With skills shortages, a major issue for many businesses, the Business Council of Australia (BCA), in its pre-budget submission, has urged the government to invest more in vocational education and training (VET) through an ambitious new National Skills Agreement and to extend the Boosting Apprentice Commencement wage subsidy for a further 12 months at a stepped down rate.

It also suggests catching up on lost skilled migration by raising the annual permanent migration cap to 220,000 places in 2022/23 and 2023/24 and extending visa application charge refunds for working holidaymakers and international students.

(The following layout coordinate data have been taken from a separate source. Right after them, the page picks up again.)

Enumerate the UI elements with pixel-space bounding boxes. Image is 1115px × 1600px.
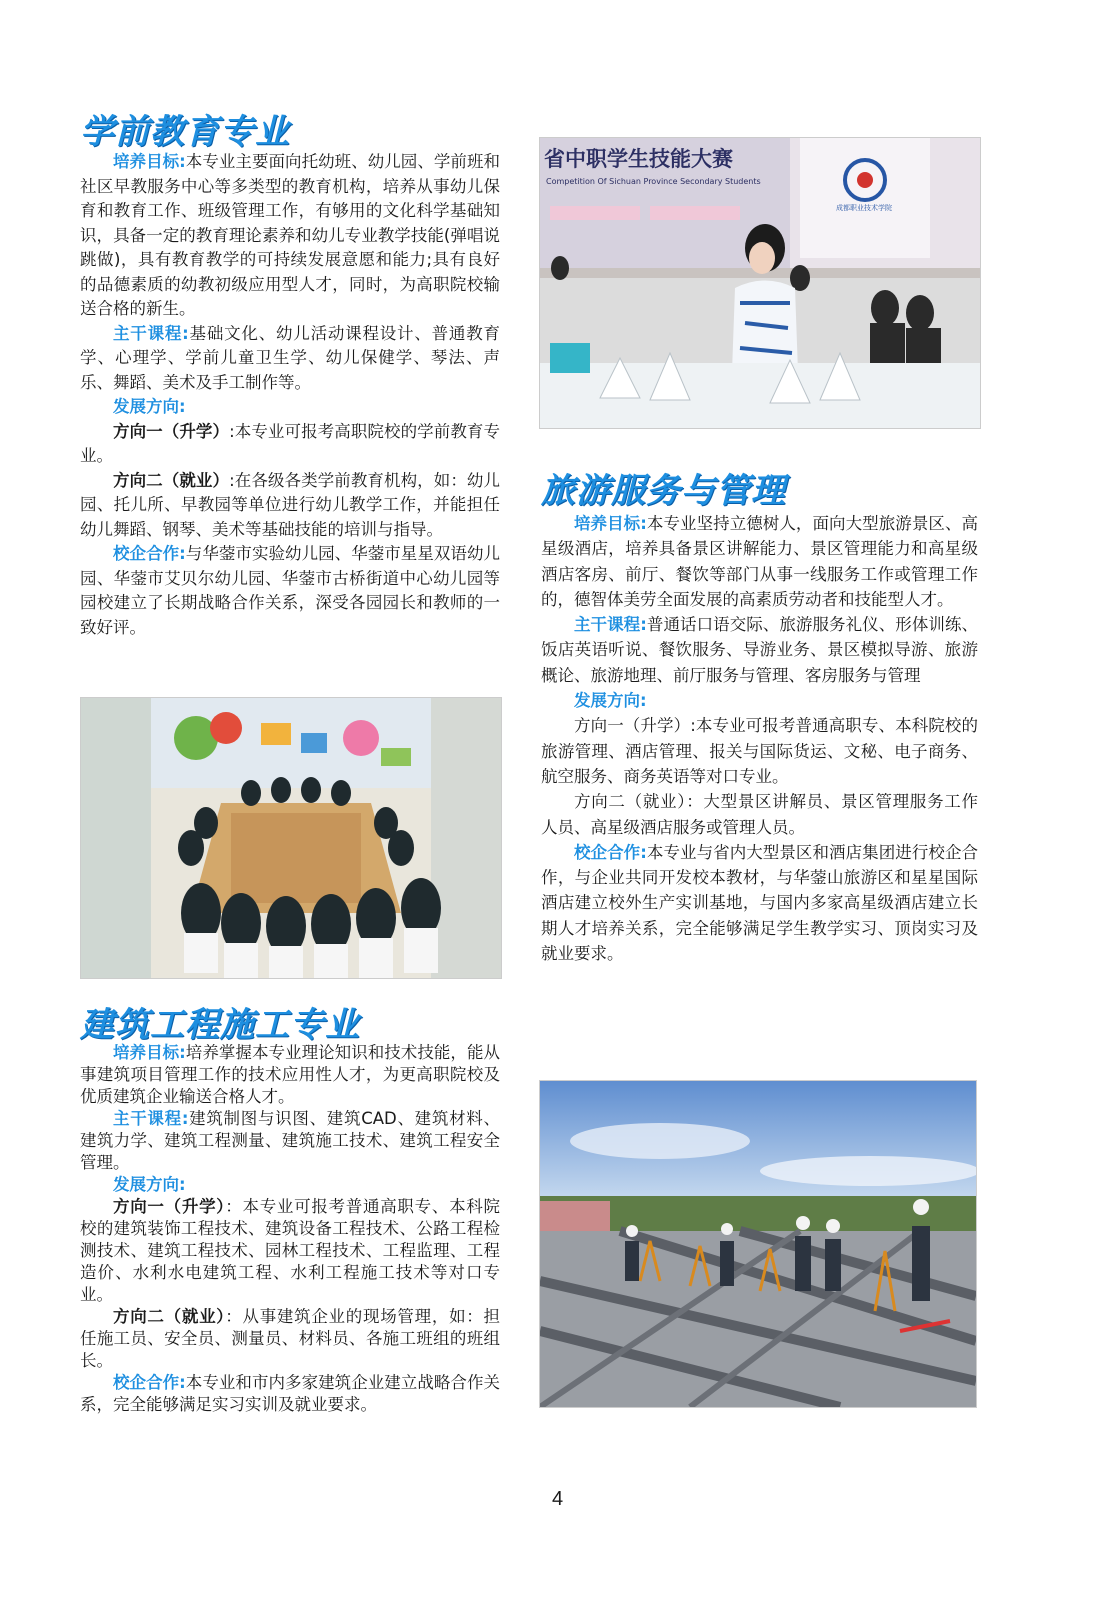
dir2-text: ：大型景区讲解员、景区管理服务工作人员、高星级酒店服务或管理人员。 (541, 792, 979, 837)
coop-text: 本专业和市内多家建筑企业建立战略合作关系，完全能够满足实习实训及就业要求。 (80, 1373, 501, 1414)
courses-label: 主干课程: (574, 615, 647, 635)
courses-text: 基础文化、幼儿活动课程设计、普通教育学、心理学、学前儿童卫生学、幼儿保健学、琴法、声乐、舞蹈、美术及手工制作等。 (80, 323, 500, 392)
preschool-dir2 (80, 469, 500, 543)
competition-banner-text: 省中职学生技能大赛 (544, 147, 733, 171)
preschool-title: 学前教育专业 (80, 112, 290, 152)
construction-coop (80, 1372, 500, 1416)
surveying-photo (539, 1080, 977, 1408)
tourism-courses (541, 612, 978, 688)
tourism-title: 旅游服务与管理 (541, 471, 786, 511)
dir1-text: :本专业可报考普通高职专、本科院校的旅游管理、酒店管理、报关与国际货运、文秘、电子商务、航空服务、商务英语等对口专业。 (541, 716, 979, 786)
goal-text: 本专业坚持立德树人，面向大型旅游景区、高星级酒店，培养具备景区讲解能力、景区管理能力和高星级酒店客房、前厅、餐饮等部门从事一线服务工作或管理工作的，德智体美劳全面发展的高素质劳动者和技能型人才。 (541, 514, 979, 609)
preschool-courses (80, 322, 500, 396)
dir2-label: 方向二（就业） (574, 792, 687, 812)
tourism-dir1 (541, 713, 978, 789)
direction-label: 发展方向: (574, 691, 647, 711)
coop-label: 校企合作: (113, 1373, 186, 1392)
competition-banner-en: Competition Of Sichuan Province Secondary Students (546, 177, 761, 186)
construction-dir1 (80, 1196, 500, 1306)
construction-courses (80, 1108, 500, 1174)
preschool-direction (80, 395, 500, 420)
preschool-dir1 (80, 420, 500, 469)
coop-text: 与华蓥市实验幼儿园、华蓥市星星双语幼儿园、华蓥市艾贝尔幼儿园、华蓥市古桥街道中心幼儿园等园校建立了长期战略合作关系，深受各园园长和教师的一致好评。 (80, 544, 501, 637)
dir2-text: :在各级各类学前教育机构，如：幼儿园、托儿所、早教园等单位进行幼儿教学工作，并能担任幼儿舞蹈、钢琴、美术等基础技能的培训与指导。 (80, 470, 501, 539)
tourism-coop (541, 840, 978, 966)
construction-goal (80, 1042, 500, 1108)
preschool-goal (80, 150, 500, 322)
courses-text: 建筑制图与识图、建筑CAD、建筑材料、建筑力学、建筑工程测量、建筑施工技术、建筑工程安全管理。 (80, 1109, 500, 1172)
dir2-label: 方向二（就业） (113, 470, 230, 490)
goal-label: 培养目标: (113, 1043, 186, 1062)
direction-label: 发展方向: (113, 1175, 186, 1194)
goal-label: 培养目标: (113, 152, 186, 171)
construction-direction (80, 1174, 500, 1196)
coop-label: 校企合作: (113, 544, 186, 563)
construction-title: 建筑工程施工专业 (80, 1005, 360, 1045)
courses-label: 主干课程: (113, 1109, 189, 1128)
page-number: 4 (551, 1488, 564, 1510)
goal-label: 培养目标: (574, 514, 647, 533)
courses-label: 主干课程: (113, 323, 189, 343)
tourism-direction (541, 688, 978, 713)
dir1-text: ：本专业可报考普通高职专、本科院校的建筑装饰工程技术、建筑设备工程技术、公路工程检测技术、建筑工程技术、园林工程技术、工程监理、工程造价、水利水电建筑工程、水利工程施工技术等对口专业。 (80, 1197, 501, 1304)
classroom-photo (80, 697, 502, 979)
courses-text: 普通话口语交际、旅游服务礼仪、形体训练、饭店英语听说、餐饮服务、导游业务、景区模拟导游、旅游概论、旅游地理、前厅服务与管理、客房服务与管理 (541, 615, 979, 685)
coop-label: 校企合作: (574, 842, 647, 862)
coop-text: 本专业与省内大型景区和酒店集团进行校企合作，与企业共同开发校本教材，与华蓥山旅游区和星星国际酒店建立校外生产实训基地，与国内多家高星级酒店建立长期人才培养关系，完全能够满足学生教学实习、顶岗实习及就业要求。 (541, 842, 979, 964)
dir1-text: :本专业可报考高职院校的学前教育专业。 (80, 421, 501, 465)
tourism-goal (541, 511, 978, 612)
preschool-body (80, 150, 500, 640)
construction-dir2 (80, 1306, 500, 1372)
dir2-text: ：从事建筑企业的现场管理，如：担任施工员、安全员、测量员、材料员、各施工班组的班组长。 (80, 1307, 501, 1370)
dir2-label: 方向二（就业） (113, 1307, 226, 1326)
direction-label: 发展方向: (113, 397, 186, 416)
dir1-label: 方向一（升学） (574, 716, 691, 736)
goal-text: 培养掌握本专业理论知识和技术技能，能从事建筑项目管理工作的技术应用性人才，为更高职院校及优质建筑企业输送合格人才。 (80, 1043, 501, 1106)
competition-logo-text: 成都职业技术学院 (836, 204, 892, 212)
competition-photo (539, 137, 981, 429)
tourism-body (541, 511, 978, 966)
goal-text: 本专业主要面向托幼班、幼儿园、学前班和社区早教服务中心等多类型的教育机构，培养从事幼儿保育和教育工作、班级管理工作，有够用的文化科学基础知识，具备一定的教育理论素养和幼儿专业教学技能(弹唱说跳做)，具有教育教学的可持续发展意愿和能力;具有良好的品德素质的幼教初级应用型人才，同时，为高职院校输送合格的新生。 (80, 152, 501, 318)
tourism-dir2 (541, 789, 978, 840)
dir1-label: 方向一（升学） (113, 421, 230, 441)
preschool-coop (80, 542, 500, 640)
construction-body (80, 1042, 500, 1416)
dir1-label: 方向一（升学） (113, 1197, 226, 1216)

Elsewhere, Frydenberg has already said the government would introduce “further measures to support families to meet the cost-of-living pressures, in a targeted and proportionate way”.

With fuel prices skyrocketing in the wake of Russia’s attacks on Ukraine, there have been calls for the government to cut the fuel excise tax. The government, however, has remained tight-lipped in this area.

Some experts believe the low and middle-income tax offset (LMITO), which delivered households a tax break of up to $1080 over the past two financial years, could be maintained. If not extended, they say millions of Australians will pay higher taxes.

There are also reports that a one-off payment of between $200 and $400 to ease the pain of rising costs of living is being considered.

But despite the government’s elevated spending during COVID-19, it seems small businesses need not worry about massive budget cuts in March.

Speaking at a conference in March, Morrison noted that it was time to get the budget to more normal settings. “That doesn’t mean you need to go through periods of massive cuts and things of that nature. That’s not, that’s not on our agenda,” he said.

“You normalise this over time. You don’t do it in one fell swoop. You don’t need to go down that austerity path that others sometimes talk about. That is not our government’s fiscal plan. We do not think that would be the best way to manage the budget. We still have very strong priorities in areas like aged care, mental health and, of course, supporting the National Disability Insurance Scheme. But you can’t do that without a strong economy. That’s what pays for it.”